Bei der Einschätzung der Erforderlichkeit oder Angemessenheit einer Maßnahme sei den staatlichen Behörden ebenso wie dem Rektorat einer öffentlich-rechtlichen Körperschaft ein gewisser, von den Gerichten nur begrenzt überprüfbar Einschätzungsspielraum zuzugestehen.

Von diesem Einschätzungsspielraum habe das Rektorat durch Anordnung der Maskenpflicht (→ Corona-Maskenpflicht in allen Bundesländern) für die Präsenzprüfungen 2020 in angemessener Weise Gebrauch gemacht, indem es dem gemäß Art. 2 Abs. 2 Satz 1 GG garantierten Schutz von Leben und Gesundheit der übrigen Prüflinge den Vorrang vor einer möglichen Beeinträchtigung des Rechtes einzelner aus Art. 12 Abs. 1 GG gegeben habe.

Maskenpflicht während des Examens ist zumutbar

Schließlich bewertete das VG die Anordnung der Maskenpflicht auch als verhältnismäßig. Dies folge insbesondere daraus, dass nach den Regeln der Universität Köln eine nicht bestandene Prüfung als nicht unternommen gelte und ohne zusätzliche Vorbedingungen wiederholt werden dürfe. Schließlich gewähre das Rektorat in den Fällen, in denen infolge besonderer gesundheitlicher Einschränkungen das Tragen einer Maske eine außergewöhnliche Belastung darstellt, den betroffenen Studenten die Möglichkeit, die Prüfung in einem besonderen Raum ohne Gesichtsschutz abzulegen. Damit habe das Rektorat unter Berücksichtigung der besonderen Bedingungen der Corona-Pandemie eine für die Studenten im Ergebnis insgesamt angemessene und damit dem Verhältnismäßigkeitsgrundsatz entsprechende Regelung gefunden.

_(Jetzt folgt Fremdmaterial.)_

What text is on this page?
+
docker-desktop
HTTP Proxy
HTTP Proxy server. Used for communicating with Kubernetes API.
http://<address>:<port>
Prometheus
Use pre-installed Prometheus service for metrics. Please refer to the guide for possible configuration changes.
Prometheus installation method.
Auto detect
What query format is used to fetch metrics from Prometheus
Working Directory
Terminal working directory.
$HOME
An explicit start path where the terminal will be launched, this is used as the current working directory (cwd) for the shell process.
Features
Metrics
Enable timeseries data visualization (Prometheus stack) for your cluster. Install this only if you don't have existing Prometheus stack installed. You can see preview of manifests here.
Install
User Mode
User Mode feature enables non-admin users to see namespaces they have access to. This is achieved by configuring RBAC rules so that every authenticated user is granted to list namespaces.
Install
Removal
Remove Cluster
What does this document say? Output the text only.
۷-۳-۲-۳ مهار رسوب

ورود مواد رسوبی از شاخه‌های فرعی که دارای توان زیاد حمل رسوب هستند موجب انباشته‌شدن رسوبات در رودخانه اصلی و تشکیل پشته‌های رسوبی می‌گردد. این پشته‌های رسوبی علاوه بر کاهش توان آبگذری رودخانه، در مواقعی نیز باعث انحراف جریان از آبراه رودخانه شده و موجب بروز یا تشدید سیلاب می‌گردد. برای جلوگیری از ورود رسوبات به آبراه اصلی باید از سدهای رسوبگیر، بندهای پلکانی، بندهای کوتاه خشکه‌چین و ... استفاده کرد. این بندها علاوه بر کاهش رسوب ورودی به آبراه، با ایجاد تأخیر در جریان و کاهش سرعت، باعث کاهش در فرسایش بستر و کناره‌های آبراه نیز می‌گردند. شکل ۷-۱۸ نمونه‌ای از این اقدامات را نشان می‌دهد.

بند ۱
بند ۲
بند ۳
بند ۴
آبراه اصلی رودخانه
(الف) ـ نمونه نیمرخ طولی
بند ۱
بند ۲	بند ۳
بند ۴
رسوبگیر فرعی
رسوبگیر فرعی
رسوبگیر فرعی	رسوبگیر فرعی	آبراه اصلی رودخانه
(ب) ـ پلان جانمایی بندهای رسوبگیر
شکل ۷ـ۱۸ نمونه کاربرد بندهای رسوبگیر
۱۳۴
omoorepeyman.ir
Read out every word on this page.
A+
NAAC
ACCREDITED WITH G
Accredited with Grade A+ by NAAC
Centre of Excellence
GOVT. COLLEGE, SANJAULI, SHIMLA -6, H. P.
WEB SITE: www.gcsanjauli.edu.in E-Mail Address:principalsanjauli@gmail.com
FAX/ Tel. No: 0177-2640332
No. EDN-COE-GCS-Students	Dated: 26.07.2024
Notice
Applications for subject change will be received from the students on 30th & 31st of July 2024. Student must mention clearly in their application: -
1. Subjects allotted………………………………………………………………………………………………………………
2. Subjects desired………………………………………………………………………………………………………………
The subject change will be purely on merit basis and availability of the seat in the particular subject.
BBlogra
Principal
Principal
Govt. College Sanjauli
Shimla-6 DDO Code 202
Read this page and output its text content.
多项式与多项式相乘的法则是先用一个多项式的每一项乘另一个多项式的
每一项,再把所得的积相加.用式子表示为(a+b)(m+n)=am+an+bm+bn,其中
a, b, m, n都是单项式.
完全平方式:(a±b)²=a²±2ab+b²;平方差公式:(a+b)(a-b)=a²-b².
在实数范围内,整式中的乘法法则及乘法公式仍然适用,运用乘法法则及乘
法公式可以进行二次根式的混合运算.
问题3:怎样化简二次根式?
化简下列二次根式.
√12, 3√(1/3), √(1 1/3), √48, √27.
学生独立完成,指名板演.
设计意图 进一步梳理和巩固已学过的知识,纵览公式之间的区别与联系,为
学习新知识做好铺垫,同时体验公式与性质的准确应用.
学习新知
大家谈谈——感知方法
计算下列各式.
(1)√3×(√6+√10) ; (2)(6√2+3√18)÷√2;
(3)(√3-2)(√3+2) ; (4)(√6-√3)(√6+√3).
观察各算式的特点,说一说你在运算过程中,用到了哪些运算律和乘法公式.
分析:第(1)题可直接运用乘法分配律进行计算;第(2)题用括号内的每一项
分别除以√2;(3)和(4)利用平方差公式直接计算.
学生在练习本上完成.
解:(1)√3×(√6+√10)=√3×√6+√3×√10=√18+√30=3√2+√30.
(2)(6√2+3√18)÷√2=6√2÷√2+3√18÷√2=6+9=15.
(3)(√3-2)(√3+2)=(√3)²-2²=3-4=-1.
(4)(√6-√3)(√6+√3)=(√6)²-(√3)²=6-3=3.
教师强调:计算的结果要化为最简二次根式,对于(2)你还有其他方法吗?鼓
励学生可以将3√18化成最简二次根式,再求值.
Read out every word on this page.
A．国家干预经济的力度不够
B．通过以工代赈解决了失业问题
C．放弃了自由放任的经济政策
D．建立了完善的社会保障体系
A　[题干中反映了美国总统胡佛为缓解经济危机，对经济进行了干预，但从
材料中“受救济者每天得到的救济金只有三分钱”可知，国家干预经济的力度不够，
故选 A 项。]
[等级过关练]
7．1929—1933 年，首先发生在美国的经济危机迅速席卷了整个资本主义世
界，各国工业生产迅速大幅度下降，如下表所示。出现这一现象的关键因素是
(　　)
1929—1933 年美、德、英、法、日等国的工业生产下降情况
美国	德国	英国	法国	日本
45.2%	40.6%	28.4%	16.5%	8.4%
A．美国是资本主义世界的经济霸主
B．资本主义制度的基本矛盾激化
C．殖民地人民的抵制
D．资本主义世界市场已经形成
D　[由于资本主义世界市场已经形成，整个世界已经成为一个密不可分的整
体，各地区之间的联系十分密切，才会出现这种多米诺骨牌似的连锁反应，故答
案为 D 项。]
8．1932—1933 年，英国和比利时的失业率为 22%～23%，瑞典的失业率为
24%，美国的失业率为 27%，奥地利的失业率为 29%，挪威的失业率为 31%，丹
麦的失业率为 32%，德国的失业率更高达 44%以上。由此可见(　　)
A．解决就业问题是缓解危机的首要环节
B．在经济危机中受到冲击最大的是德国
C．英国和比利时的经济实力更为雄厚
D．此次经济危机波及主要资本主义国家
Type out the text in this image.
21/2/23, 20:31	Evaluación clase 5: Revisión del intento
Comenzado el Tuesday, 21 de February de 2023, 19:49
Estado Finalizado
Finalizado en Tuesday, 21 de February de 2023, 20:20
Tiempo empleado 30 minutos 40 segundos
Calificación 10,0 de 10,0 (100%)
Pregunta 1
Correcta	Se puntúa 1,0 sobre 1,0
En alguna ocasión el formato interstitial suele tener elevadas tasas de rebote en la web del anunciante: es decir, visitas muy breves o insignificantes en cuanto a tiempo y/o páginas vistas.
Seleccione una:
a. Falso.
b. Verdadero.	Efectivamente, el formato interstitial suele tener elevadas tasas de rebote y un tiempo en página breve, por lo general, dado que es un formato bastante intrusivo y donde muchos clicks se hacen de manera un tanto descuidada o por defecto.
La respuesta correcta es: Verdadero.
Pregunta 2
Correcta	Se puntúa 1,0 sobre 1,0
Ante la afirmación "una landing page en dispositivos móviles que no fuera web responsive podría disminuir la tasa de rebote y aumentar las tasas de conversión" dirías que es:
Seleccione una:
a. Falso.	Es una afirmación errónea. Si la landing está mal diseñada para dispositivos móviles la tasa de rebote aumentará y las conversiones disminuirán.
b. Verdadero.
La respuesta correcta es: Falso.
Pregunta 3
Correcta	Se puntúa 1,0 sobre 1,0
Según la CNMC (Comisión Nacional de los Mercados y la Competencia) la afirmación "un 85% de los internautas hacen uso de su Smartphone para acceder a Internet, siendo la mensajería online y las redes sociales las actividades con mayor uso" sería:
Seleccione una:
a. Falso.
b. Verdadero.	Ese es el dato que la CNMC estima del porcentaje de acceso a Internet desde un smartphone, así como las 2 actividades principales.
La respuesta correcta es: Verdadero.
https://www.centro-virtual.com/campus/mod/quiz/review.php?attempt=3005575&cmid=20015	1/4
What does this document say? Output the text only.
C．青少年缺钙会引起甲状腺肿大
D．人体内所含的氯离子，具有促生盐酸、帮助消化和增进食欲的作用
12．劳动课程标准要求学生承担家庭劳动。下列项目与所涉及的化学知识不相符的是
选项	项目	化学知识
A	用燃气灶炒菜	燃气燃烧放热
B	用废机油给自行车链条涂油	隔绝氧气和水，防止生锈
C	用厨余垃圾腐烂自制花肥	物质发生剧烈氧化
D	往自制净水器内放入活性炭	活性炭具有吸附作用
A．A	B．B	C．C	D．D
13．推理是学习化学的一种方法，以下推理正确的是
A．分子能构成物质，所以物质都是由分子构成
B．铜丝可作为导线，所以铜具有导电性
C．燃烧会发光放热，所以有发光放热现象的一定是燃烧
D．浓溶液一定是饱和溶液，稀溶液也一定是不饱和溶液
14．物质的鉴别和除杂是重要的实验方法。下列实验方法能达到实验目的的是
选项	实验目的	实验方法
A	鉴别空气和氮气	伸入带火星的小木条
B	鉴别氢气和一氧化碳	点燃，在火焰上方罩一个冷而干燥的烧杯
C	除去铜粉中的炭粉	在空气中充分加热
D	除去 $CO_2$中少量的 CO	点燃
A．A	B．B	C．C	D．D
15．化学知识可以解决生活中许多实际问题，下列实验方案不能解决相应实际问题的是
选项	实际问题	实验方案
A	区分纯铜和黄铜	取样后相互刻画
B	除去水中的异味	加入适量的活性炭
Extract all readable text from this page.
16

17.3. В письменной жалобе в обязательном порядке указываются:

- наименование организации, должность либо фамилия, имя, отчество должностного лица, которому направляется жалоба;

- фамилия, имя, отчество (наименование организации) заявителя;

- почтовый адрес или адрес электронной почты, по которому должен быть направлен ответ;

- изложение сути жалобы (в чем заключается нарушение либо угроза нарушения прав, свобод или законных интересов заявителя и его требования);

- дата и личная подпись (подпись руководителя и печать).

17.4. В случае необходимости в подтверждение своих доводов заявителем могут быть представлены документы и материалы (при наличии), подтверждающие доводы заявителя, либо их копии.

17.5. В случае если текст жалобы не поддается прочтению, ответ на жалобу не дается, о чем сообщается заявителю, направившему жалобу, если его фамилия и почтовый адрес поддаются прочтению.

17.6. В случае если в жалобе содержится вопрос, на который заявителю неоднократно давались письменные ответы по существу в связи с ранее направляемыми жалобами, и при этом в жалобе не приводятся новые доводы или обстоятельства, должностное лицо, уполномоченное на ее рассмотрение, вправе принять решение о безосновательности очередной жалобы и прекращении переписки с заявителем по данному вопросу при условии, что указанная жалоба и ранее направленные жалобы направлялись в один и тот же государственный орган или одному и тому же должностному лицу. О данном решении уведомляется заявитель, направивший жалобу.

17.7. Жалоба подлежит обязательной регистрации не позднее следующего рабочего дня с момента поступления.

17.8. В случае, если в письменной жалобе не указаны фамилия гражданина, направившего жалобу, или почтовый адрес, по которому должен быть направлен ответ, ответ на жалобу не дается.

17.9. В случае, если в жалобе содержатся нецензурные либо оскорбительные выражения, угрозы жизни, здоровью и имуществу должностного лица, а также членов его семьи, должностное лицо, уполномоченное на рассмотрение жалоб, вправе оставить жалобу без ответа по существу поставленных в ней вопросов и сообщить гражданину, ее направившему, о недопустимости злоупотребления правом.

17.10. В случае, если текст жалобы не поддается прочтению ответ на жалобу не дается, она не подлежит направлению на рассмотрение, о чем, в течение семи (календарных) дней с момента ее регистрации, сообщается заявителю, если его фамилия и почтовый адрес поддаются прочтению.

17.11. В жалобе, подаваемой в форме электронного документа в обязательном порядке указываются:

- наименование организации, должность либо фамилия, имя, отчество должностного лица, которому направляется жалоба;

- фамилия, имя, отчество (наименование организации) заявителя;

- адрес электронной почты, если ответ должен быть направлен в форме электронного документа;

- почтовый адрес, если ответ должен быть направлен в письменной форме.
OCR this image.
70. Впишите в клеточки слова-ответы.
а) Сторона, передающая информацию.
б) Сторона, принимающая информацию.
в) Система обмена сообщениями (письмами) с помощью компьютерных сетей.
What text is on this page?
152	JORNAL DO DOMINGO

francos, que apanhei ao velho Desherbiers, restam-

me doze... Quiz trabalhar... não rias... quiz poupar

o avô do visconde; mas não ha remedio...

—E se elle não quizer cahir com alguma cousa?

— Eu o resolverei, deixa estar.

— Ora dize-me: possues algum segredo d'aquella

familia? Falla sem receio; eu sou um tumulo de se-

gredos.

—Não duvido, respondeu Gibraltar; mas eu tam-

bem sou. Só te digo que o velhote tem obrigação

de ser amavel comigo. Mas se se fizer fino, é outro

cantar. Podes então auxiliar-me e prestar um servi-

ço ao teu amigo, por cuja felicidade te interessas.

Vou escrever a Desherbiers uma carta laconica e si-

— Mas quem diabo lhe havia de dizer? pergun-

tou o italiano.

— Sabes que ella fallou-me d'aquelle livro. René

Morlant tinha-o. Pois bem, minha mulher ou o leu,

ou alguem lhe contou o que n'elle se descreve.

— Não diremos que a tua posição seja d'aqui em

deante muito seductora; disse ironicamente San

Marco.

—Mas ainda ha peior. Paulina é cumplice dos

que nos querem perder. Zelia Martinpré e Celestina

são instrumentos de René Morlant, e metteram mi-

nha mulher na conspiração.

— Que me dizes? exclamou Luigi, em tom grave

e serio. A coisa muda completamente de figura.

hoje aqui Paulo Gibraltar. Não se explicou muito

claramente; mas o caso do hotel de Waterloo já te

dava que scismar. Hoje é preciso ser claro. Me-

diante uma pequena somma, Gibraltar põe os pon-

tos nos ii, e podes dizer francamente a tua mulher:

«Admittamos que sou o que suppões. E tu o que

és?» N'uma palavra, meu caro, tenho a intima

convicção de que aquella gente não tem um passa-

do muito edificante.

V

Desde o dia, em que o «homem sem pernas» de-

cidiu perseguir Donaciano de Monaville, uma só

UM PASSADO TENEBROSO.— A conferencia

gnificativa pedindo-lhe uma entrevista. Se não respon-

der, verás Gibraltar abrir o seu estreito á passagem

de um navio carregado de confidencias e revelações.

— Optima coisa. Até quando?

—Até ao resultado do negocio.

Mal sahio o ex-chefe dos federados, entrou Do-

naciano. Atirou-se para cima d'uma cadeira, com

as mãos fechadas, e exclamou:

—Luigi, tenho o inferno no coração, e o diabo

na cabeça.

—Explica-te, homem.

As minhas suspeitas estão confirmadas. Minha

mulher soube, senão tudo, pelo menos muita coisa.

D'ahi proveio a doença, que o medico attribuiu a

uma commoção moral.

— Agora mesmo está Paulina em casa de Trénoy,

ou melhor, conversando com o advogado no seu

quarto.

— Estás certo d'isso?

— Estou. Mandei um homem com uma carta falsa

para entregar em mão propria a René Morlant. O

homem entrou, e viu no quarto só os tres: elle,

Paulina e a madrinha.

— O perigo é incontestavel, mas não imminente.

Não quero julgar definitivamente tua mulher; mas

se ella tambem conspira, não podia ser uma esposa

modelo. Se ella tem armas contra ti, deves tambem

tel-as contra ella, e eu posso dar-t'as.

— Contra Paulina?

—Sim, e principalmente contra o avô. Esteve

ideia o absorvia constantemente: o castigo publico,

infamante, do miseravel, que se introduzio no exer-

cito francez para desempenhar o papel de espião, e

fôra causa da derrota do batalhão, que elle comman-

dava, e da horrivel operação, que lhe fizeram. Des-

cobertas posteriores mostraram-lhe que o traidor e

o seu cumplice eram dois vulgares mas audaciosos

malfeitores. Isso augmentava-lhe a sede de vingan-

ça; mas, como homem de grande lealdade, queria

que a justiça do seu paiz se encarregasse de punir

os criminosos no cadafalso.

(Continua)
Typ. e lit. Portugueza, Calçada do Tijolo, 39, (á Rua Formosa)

Beschwerde zum OVG möglich

Der Jurastudent muss seine Klausuren damit im Ergebnis unter Anlegung einer Mund-Nasen-Bedeckung schreiben. Allerdings hat er noch die Möglichkeit, gegen den Beschluss des VG Beschwerde beim OVG Münster einzulegen.

(VG Köln, Beschluss v. 17.7.2020, 6 L 1246/20).